A more affordable option

Builders are starting to follow some buyers in search of less expensive properties in communities west of the Shinnecock Canal. In Westhampton and Remsenburg the median price of sales recorded in the first three months of this year was $885,000, and in East Quogue and Hampton Bays it was $420,000, Corcoran reported. By contrast, the median price in the village of East Hampton was $3.15 million.

Westhampton Beach, in particular, has an appealing downtown and a performing arts center that have attracted young families -- particularly those seeking a shorter trip from the city, Desiderio said. Some buyers, she said, "don't want to make the schlep, they view coming out to East Hampton as painful."

In response to the demand, builders took out permits to construct 27 new homes in Westhampton Beach last year -- up from just four in 2011, and the most in at least 20 years, census figures show.

Buyers also are looking beyond the single-family homes that make up the majority of the Hamptons housing market. The Town of Southampton issued permits for 50 new condominiums last year, in addition to 224 single-family homes.

The most attention-getting multifamily project on the East End has been Watchcase, Sag Harbor, which has more than 60 high-end condominiums and town houses in and around the former Bulova factory building, listed for $710,000 to $10.2 million. Since it opened last year, 70 percent of units have been sold.

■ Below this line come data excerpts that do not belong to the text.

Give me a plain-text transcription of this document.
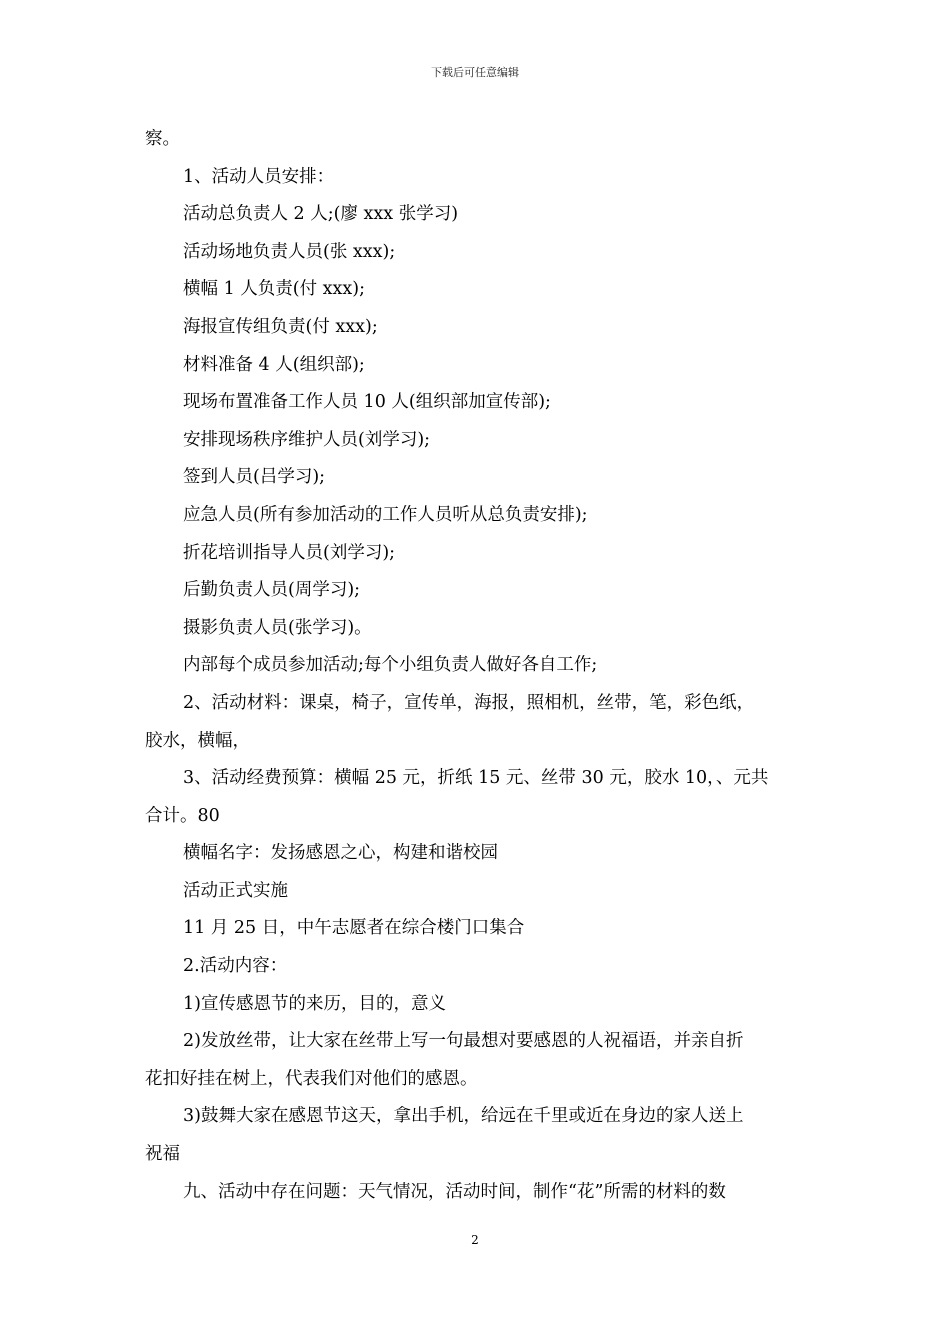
下载后可任意编辑
察。
1、活动人员安排：
活动总负责人 2 人;(廖 xxx 张学习)
活动场地负责人员(张 xxx);
横幅 1 人负责(付 xxx);
海报宣传组负责(付 xxx);
材料准备 4 人(组织部);
现场布置准备工作人员 10 人(组织部加宣传部);
安排现场秩序维护人员(刘学习);
签到人员(吕学习);
应急人员(所有参加活动的工作人员听从总负责安排);
折花培训指导人员(刘学习);
后勤负责人员(周学习);
摄影负责人员(张学习)。
内部每个成员参加活动;每个小组负责人做好各自工作;
2、活动材料：课桌，椅子，宣传单，海报，照相机，丝带，笔，彩色纸，
胶水，横幅，
3、活动经费预算：横幅 25 元，折纸 15 元、丝带 30 元，胶水 10，、元共
合计。80
横幅名字：发扬感恩之心，构建和谐校园
活动正式实施
11 月 25 日，中午志愿者在综合楼门口集合
2.活动内容：
1)宣传感恩节的来历，目的，意义
2)发放丝带，让大家在丝带上写一句最想对要感恩的人祝福语，并亲自折
花扣好挂在树上，代表我们对他们的感恩。
3)鼓舞大家在感恩节这天，拿出手机，给远在千里或近在身边的家人送上
祝福
九、活动中存在问题：天气情况，活动时间，制作“花”所需的材料的数
2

But lower-profile developments, such as Bishops Pond in the Village of Southampton, also have found buyers. All but two of the 69 units have been sold since the community opened in 2013, said Steven Dubb, a principal with Jericho-based Beechwood Organization. The builder raised prices six times, Dubb said, with units fetching from $837,000 to nearly $2.5 million, and empty-nesters making up the majority of buyers, he said. Now Beechwood is building 10 more town houses on the property.

The builders encountered plenty of naysayers before the units hit the market, Dubb said. "People thought of the Hamptons as the land of single-family mansions," he said. "We felt there were people who wanted to be in the Hamptons but didn't want to deal with a house, a mansion -- didn't want to deal with the maintenance, the snow removal. It turned out that we were right."

 

A boom for everyone

The construction boom has added jobs and much-needed tax revenue, and it actually has helped local communities preserve land, Assemb. Thiele said. That's because a 2 percent tax on East End home sales -- the first $250,000 is exempt -- goes into the region's land preservation fund. The 17-year-old fund surpassed the $1 billion mark in February, Thiele said.

Even so, some local residents have expressed unease about the stupendous scale of the new homes, and about their own ability to remain in the East End as housing costs rise, Thiele said. "The desire for people to have bigger and bigger houses, there's some concern that that's going to change the historic character of the village centers," he said. "We still have to be vigilant in trying to protect those things that make the East End such a mecca for second homes and for tourism."

Builders say affluent buyers prefer the new homes' soaring ceilings, open floor plans, expansive windows and full basements with screening rooms and gyms. Not to mention energy-efficient features and built-in, high-tech entertainment and security systems.

"You just can't get that with a used house," said Burnside. "People want new, they want green, they want design. They don't want to deal with headaches, they don't have time to buy a house and fix it up."